25
qr-code

Talk notes: How to Design a Good API and Why It Matters, Bloch

Generally, as a coder grows towards building larger systems and platforms, heuristics and good judgment supplant the rigid rules of any particular language. In particular, building a system's API is a major design task, and Joshua Bloch's talk codifies key advice infused with real-world experience.

In the Google Tech Talk, Bloch advises Googlers that if they only remember two things from his talk, those points are:

  1. When in doubt, leave it out (of the API).
  2. Don't make the client do anything the module could do.

There's a slight bias towards Java and object-oriented code in his advice, but it easily carries over to other languages and functional programming (methods → functions, classes → types). Below, I've organized my notes by slide and added timestamps should you want to skip around in the video.

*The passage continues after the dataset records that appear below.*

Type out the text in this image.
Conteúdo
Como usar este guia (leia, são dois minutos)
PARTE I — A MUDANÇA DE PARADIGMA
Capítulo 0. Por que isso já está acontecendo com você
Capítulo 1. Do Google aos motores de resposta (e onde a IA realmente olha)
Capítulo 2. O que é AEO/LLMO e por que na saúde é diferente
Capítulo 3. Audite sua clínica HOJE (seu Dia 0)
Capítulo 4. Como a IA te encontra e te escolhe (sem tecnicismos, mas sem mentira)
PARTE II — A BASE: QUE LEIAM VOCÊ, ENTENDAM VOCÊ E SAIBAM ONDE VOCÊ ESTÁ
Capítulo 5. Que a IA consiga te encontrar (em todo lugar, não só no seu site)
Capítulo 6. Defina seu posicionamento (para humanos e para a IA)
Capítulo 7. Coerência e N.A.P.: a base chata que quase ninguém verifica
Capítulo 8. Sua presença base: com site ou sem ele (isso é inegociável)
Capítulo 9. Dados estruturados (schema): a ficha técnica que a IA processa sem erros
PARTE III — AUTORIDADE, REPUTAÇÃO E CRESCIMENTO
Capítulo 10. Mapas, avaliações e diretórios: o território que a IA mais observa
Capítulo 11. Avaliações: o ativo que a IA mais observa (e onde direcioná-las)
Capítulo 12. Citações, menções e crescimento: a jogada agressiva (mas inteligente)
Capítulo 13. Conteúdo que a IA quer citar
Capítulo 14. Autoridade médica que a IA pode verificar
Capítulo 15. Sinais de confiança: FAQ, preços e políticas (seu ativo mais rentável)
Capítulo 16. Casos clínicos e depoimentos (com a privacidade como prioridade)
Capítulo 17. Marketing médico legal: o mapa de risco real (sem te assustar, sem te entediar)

Why is API Design Important?

  • Can be core company asset; deeply connects customers/users to the company.
    • But badly designed API very costly.
  • Public APIs are "forever" - one chance to get it right.
  • For coders: you are already an API designer because good code is modular, each module has an API; if it's good, it gets re-used, a lot.
    • 4:15 And, thinking in terms of APIs improves code quality. API design and language design are very similar: creating a tool for coders to express intent to machine. Also, we create platforms: language AND libraries.

Characteristics of a Good API 5:50

  • Easy to learn
  • Easy to use, even without documentation
  • Hard to misuse
    • Should practically force you do the right thing.
  • Easy to read and maintain code that uses the API
  • Sufficiently powerful to satisfy requirements
    • Not necessarily absolutely powerful, just appropriately so.
  • Easy to extend/evolve
  • Appropriate to audience
    • Use right vocabulary and concepts.

I. The Process of API Design 7:45

  1. Gather requirements, with a healthy degree of skepticism. 7:50
    • Distinguish between proposed solutions and true requirements.
      • Better solutions than those first proposed may well exist.
    • True requirements - should be in form of use-cases.
    • It can actually be easier and more rewarding to build something more general.
  2. Start w/ short spec - 1 Page is ideal 9:58
    • Starting out, agility trumps completeness
      • Worst thing you can do is have 6 guys in a room working for 6 months on a spec.
    • Bounce 1-page spec off as many people as possible
    • Keep it short => easier to modify
    • Flesh out w/ actual coding - this necessarily involves coding to the API you're defining.
      • 14:40ish, he works through an old API and finds it's not quite intuitive.
  3. Write to your API early and often 15:03
    • Start before implementation, and before full/proper spec
      • Avoid throwing away implementation
    • Start before you've even specified it properly
      • Saves you from writing specs you'll throw away
    • Continue writing to API as you flesh it out
      • Prevent nasty surprises, and
    • Code lives on as examples/unit-tests - among the most important code you'll ever write
      • If you get this right, you "seed the market" with good examples early on.
      • "Example programs should be exemplary."
      • Rule of thumb "Spend 10x as much time on every line of example code as production code"
  4. Writing to SPI is even more important 17:25
    • SPI = Service Provider Interface, a plug-in interface enabling multiple implementations
      • e.g. Java Cryptography Extension
      • Hide very, very different implementations underneath the SPI.
    • Write multiple plug-ins before release
      • If you write one, it probably won't support another
      • If you write two, it will support more with difficulty
      • If you write three, it will work fine for any number
      • Will Tracz calls this "The Rule of Threes"
        • Confessions of a Used Program Salesman, 1995
    • Me: see Wikipedia http://en.wikipedia.org/wiki/Plug-in_(computing)
  5. Maintain realistic expectations 19:13
    • Most API designs are over-constrained
      • You won't be able to please everyone,
      • So aim to displease everyone equally. If all stakeholders are less than 100% happy, but happy enough, that's a good sign.
        • Don't mistake this for design-by-committee; you still need a strong visionary leader.
    • Expect to make mistakes - API will evolve with real-world usage/experience.
    • Block discusses his Collections API mistakes.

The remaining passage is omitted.